Gov. Northam possibly resigning would put Virginia in uncharted territory

HARRISONBURG, Va. (WHSV) — With calls for Governor Ralph Northam to resign over a photo depicting someone in blackface and someone in a KKK robe on his 1984 yearbook page echoing across the country, the possibility of his resignation puts the Commonwealth in some uncharted territory.

David McQuilkin, a retired professor of political science from Bridgewater College, said this situation is "unprecedented" in the modern era of Virginia and that the Commonwealth has not had a similar situation since the Civil War.

Should Governor Northam resign, his immediate replacement would be Lieutenant Governor Justin Fairfax.

Fairfax faces a separate accusation of sexual misconduct, which he adamantly denies.

If Fairfax was unable to take the role of governor, Attorney General Mark Herring is next in the line of succession.

Should Lt. Gov Fairfax take over for Northam, he would be in a unique situation. Virginia governors are not allowed to serve consecutive terms. But McQuilkin said Fairfax would be able to run for governor at the next election in 2021 because he was not elected to the position in 2017.

If Northam does not choose to resign, McQuilkin thinks the General Assembly would have a tough time impeaching the embattled governor. He said impeachment is designed to deal with crime and corruption, neither of which are involved in this situation.
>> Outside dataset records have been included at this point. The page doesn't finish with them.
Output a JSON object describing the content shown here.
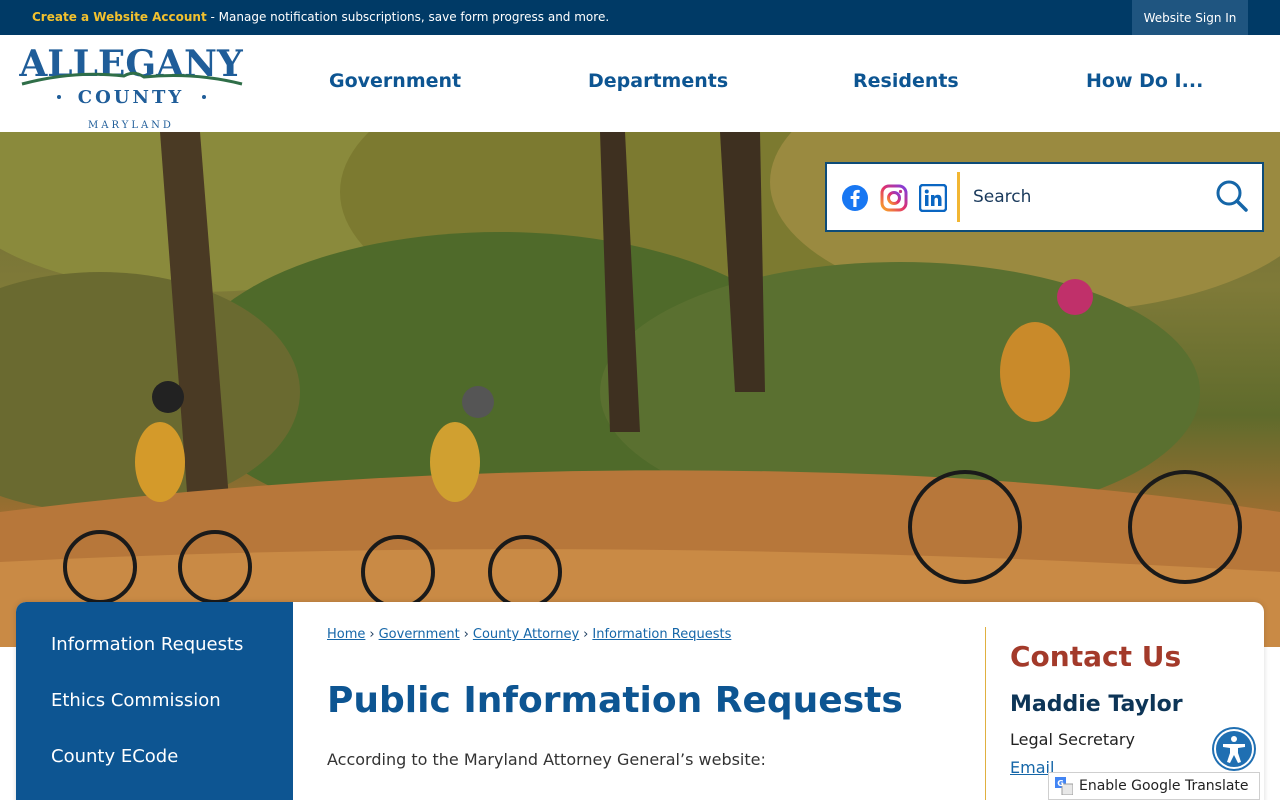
{
  "topbar": {
    "create_label": "Create a Website Account",
    "message": " - Manage notification subscriptions, save form progress and more.",
    "signin_label": "Website Sign In"
  },
  "logo": {
    "line1": "ALLEGANY",
    "line2": "COUNTY",
    "line3": "MARYLAND"
  },
  "nav": {
    "items": [
      "Government",
      "Departments",
      "Residents",
      "How Do I..."
    ]
  },
  "search": {
    "placeholder": "Search",
    "social_icons": [
      "facebook-icon",
      "instagram-icon",
      "linkedin-icon"
    ]
  },
  "sidebar": {
    "items": [
      "Information Requests",
      "Ethics Commission",
      "County ECode"
    ]
  },
  "breadcrumb": {
    "items": [
      "Home",
      "Government",
      "County Attorney",
      "Information Requests"
    ],
    "separator": "›"
  },
  "main": {
    "title": "Public Information Requests",
    "intro": "According to the Maryland Attorney General’s website:"
  },
  "contact": {
    "title": "Contact Us",
    "name": "Maddie Taylor",
    "role": "Legal Secretary",
    "email_label": "Email"
  },
  "translate": {
    "label": "Enable Google Translate"
  },
  "colors": {
    "navy": "#003a66",
    "brand_blue": "#0d5592",
    "gold": "#f2c12e",
    "contact_red": "#a33a2a"
  }
}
The language in Virginia's code allows for impeachments of governors when they have offended "against the Commonwealth by malfeasance in office, corruption, neglect of duty, or other high crimes or misdemeanor." Legal scholars don't believe it could be interpreted to apply to incidents from decades before.
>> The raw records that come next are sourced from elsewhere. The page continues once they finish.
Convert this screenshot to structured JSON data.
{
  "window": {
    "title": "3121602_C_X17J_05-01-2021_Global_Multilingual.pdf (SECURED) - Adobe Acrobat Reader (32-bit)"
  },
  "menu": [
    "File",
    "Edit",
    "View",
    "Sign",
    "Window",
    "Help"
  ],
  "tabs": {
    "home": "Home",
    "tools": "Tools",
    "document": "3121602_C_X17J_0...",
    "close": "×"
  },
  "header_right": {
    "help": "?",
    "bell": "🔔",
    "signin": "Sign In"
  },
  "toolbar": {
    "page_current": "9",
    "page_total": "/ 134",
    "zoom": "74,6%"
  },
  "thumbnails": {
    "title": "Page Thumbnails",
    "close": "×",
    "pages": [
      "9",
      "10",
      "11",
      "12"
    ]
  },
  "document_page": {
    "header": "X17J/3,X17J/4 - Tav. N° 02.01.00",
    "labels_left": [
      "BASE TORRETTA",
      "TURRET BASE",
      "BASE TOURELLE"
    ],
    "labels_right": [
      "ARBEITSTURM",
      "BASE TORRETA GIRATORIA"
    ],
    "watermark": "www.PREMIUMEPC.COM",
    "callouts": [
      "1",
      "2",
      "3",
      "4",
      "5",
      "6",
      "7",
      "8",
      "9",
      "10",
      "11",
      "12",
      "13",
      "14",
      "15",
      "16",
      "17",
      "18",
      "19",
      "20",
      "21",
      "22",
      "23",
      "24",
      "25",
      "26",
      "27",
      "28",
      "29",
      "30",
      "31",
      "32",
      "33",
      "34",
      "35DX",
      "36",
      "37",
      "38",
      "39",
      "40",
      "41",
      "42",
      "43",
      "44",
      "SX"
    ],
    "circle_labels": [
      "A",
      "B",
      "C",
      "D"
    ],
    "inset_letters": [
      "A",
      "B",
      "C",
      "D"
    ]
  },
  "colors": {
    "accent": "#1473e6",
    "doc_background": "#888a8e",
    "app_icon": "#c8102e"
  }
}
No governor in Virginia history has ever been impeached.

McQuilkin said the General Assembly could pass a resolution showing no confidence in the governor, however, which would further discredit him.

Moving forward, McQuilkin said he thinks Gov. Northam will resign because of pressure from inside the Commonwealth, as well as prominent Democrats from around the country asking him to resign.